Elle n'avait pas encore osé poser la question à la jeune femme, et quand elle l'avait demandé à Mickaël, celui-ci avait simplement répondu que oui, mais qu'elle n'avait pas reçu de réponse. Lui-même avait rappelé brièvement Kenneth, comme il s'y était engagé, pour lui faire savoir que Maureen avait écrit à leurs parents.

- Oui, dit-elle avant de poursuivre d'un ton un peu sombre. Je leur ai donné mon adresse, aussi, ici. Mais je n'ai eu aucune nouvelle. Je sais que mon frère essaye de parler avec eux, de leur faire comprendre mes choix, mais...

- Je ne voulais pas te causer de tristesse en te posant cette question, Maureen, dit Ingrid avec douceur.

- Je sais. Ce n'est pas grave. C'est bête, c'est tout. Même s'ils sont encore en colère après moi, j'avais pensé qu'ils seraient heureux d'apprendre que j'allais avoir un bébé, que j'avais refait ma vie et que j'étais heureuse. Pour l'heure, j'ignore ce qu'ils en pensent réellement.

Ingrid hocha la tête et n'ajouta rien. Elle ne fut pas mécontente d'arriver rapidement devant le restaurant, afin de changer les idées de la future jeune maman.

**

Deux camionnettes d'artisans étaient garées devant le restaurant. Avant d'entrer, elles virent déjà deux ouvriers aller et venir. Elles s'approchèrent avec prudence. L'extérieur n'avait pas encore changé, le peintre interviendrait en dernier. A l'intérieur de la grande salle, un électricien s'activait. Le plombier avait presque terminé de refaire les sanitaires.

Véra, toute ébouriffée, sortait de la cuisine alors qu'elles arrivaient. Elle s'exclama :

- Ah, maman ! Maureen ! Vous venez nous aider ?

- Non, juste faire l'inspection ! répondit sa mère. On voulait voir où vous en étiez...

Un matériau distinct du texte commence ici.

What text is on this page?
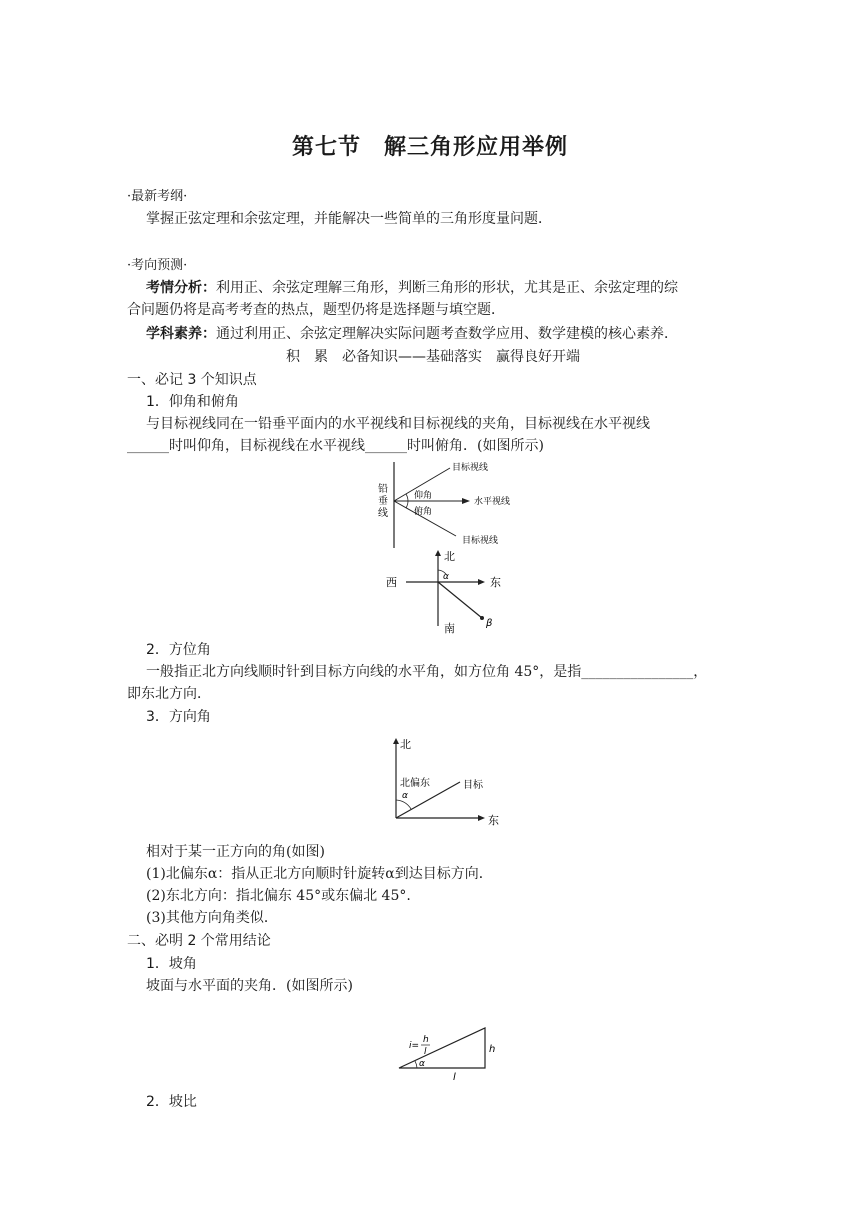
第七节　解三角形应用举例
·最新考纲·
掌握正弦定理和余弦定理，并能解决一些简单的三角形度量问题．
·考向预测·
考情分析：利用正、余弦定理解三角形，判断三角形的形状，尤其是正、余弦定理的综
合问题仍将是高考考查的热点，题型仍将是选择题与填空题．
学科素养：通过利用正、余弦定理解决实际问题考查数学应用、数学建模的核心素养．
积　累　必备知识——基础落实　赢得良好开端
一、必记 3 个知识点
1．仰角和俯角
与目标视线同在一铅垂平面内的水平视线和目标视线的夹角，目标视线在水平视线
______时叫仰角，目标视线在水平视线______时叫俯角．(如图所示)
铅
垂
线
目标视线
仰角
水平视线
俯角
目标视线
北
西	东
南
α
β
2．方位角
一般指正北方向线顺时针到目标方向线的水平角，如方位角 45°，是指________________，
即东北方向．
3．方向角
北
北偏东
α
目标
东
相对于某一正方向的角(如图)
(1)北偏东α：指从正北方向顺时针旋转α到达目标方向．
(2)东北方向：指北偏东 45°或东偏北 45°.
(3)其他方向角类似．
二、必明 2 个常用结论
1．坡角
坡面与水平面的夹角．(如图所示)
i=
h
l
α
h
l
2．坡比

- On avance, répondit sa fille. Mais Sam et Micky sont en train de se disputer sur la place du frigo... L'électricien est en train de s'arracher les cheveux avec les exigences de Micky...

- A ce point ?

- Presque. Parce qu'il est déjà chauve.

Maureen et Ingrid éclatèrent de rire et suivirent Véra jusqu'à la cuisine. Adossé contre un mur, Jimmy buvait une bière, visiblement bien méritée, car son front dégoulinait de sueur. Henry écoutait avec attention son fils, Sam et un monsieur d'une bonne cinquantaine d'années, en tenue de travail.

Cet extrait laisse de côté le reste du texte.